Having all these layers and components implemented, what is missing is just to put all the pieces together. The goal of the app layer is to provide this wiring. This component knows every other component and understands which dependency goes to each component. Here is the implementation:

// internal/app/context.go

package app

import (
  "log"
  "net/http"
  "os"
  "path/filepath"

  "github.com/geisonbiazus/blog/internal/adapters/postrepo/filesystem"
  "github.com/geisonbiazus/blog/internal/adapters/renderer/goldmark"
  "github.com/geisonbiazus/blog/internal/core/blog"
  "github.com/geisonbiazus/blog/internal/ui/web"
  "github.com/geisonbiazus/blog/pkg/env"
)

type Context struct {
  Port         int
  TemplatePath string
  StaticPath   string
  PostPath     string
  BaseURL      string
}

func NewContext() *Context {
  return &Context{
    Port:         env.GetInt("PORT", 3000),
    TemplatePath: env.GetString("TEMPLATE_PATH", filepath.Join("web", "template")),
    StaticPath:   env.GetString("STATIC_PATH", filepath.Join("web", "static")),
    PostPath:     env.GetString("POST_PATH", filepath.Join("posts")),
    BaseURL:      env.GetString("BASE_URL", "http://localhost:3000"),
  }
}

func (c *Context) WebServer() *web.Server {
  return web.NewServer(c.Port, c.Router(), c.Logger())
}

func (c *Context) Router() http.Handler {
  return web.NewRouter(c.TemplatePath, c.StaticPath, c.UseCases(), c.BaseURL)
}

func (c *Context) UseCases() *web.UseCases {
  return &web.UseCases{
    ViewPost:  c.ViewPostUseCase(),
  }
}

func (c *Context) ViewPostUseCase() *blog.ViewPostUseCase {
  return blog.NewViewPostUseCase(c.PostRepo(), c.Renderer())
}

func (c *Context) PostRepo() *filesystem.PostRepo {
  return filesystem.NewPostRepo(c.PostPath)
}

func (c *Context) Renderer() *goldmark.Renderer {
  return goldmark.NewRenderer()
}

func (c *Context) Logger() *log.Logger {
  return log.New(os.Stdout, "web: ", log.Ldate|log.Ltime|log.LUTC)
}

The app.Context module acts like a Dependency Injection container. When asked for the webserver, for example, it knows how to build all the dependencies from every layer for it to work. The same applies to any other component in the application.

Main file

The final part is the main file. The implementation is rather simple as it is just an entry point for the app:

// cmd/web/main.go

package main

import (
  "log"

  "github.com/geisonbiazus/blog/internal/app"
)

func main() {
  c := app.NewContext()
  log.Fatal(c.WebServer().Start())
}

The main function just creates an app.Context, gets the web server, and starts it.

Final thoughts

Uncle Bob says that good architecture maximizes the decisions not made. And that's exactly what this is.

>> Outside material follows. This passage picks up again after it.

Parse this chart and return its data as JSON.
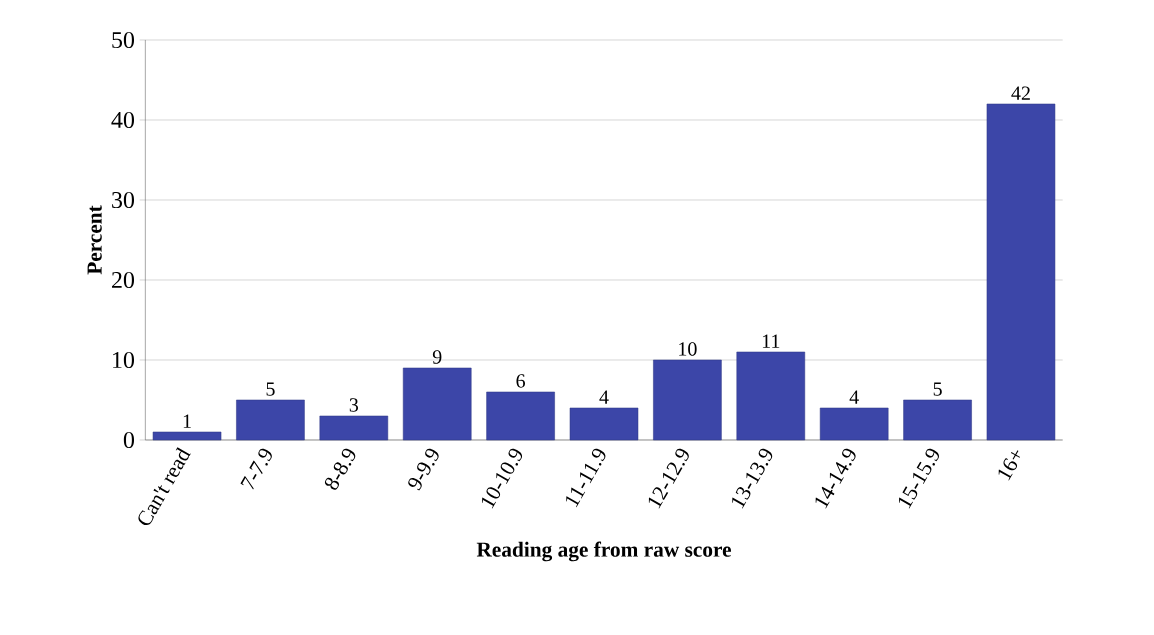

By having every low-level detail of your application implemented as an adapter, you don't have the pressure of doing the "right" decision from the start, because, in reality, the right decision is always attached to the time of the implementation.

Something that works now, will probably not be the best option in some months or years. Sometimes we take some shortcuts and add some technical debts on purpose to meet deadlines. That's why having a good architecture to keep this under control is a requirement.

The concepts of Clean Architecture make the development and maintainability of the software a lot easier. You don't need to spend much time deciding your infrastructure early on. If anything needs to be changed, as long as the business rules remain the same, it is just a matter of implementing a new adapter. If you need to change a business rule, you do it with minimal changes on the adapters, sometimes no change at all.

This is the greatness of this approach. Things are easy to change, easy to test, and everything has its place on the codebase.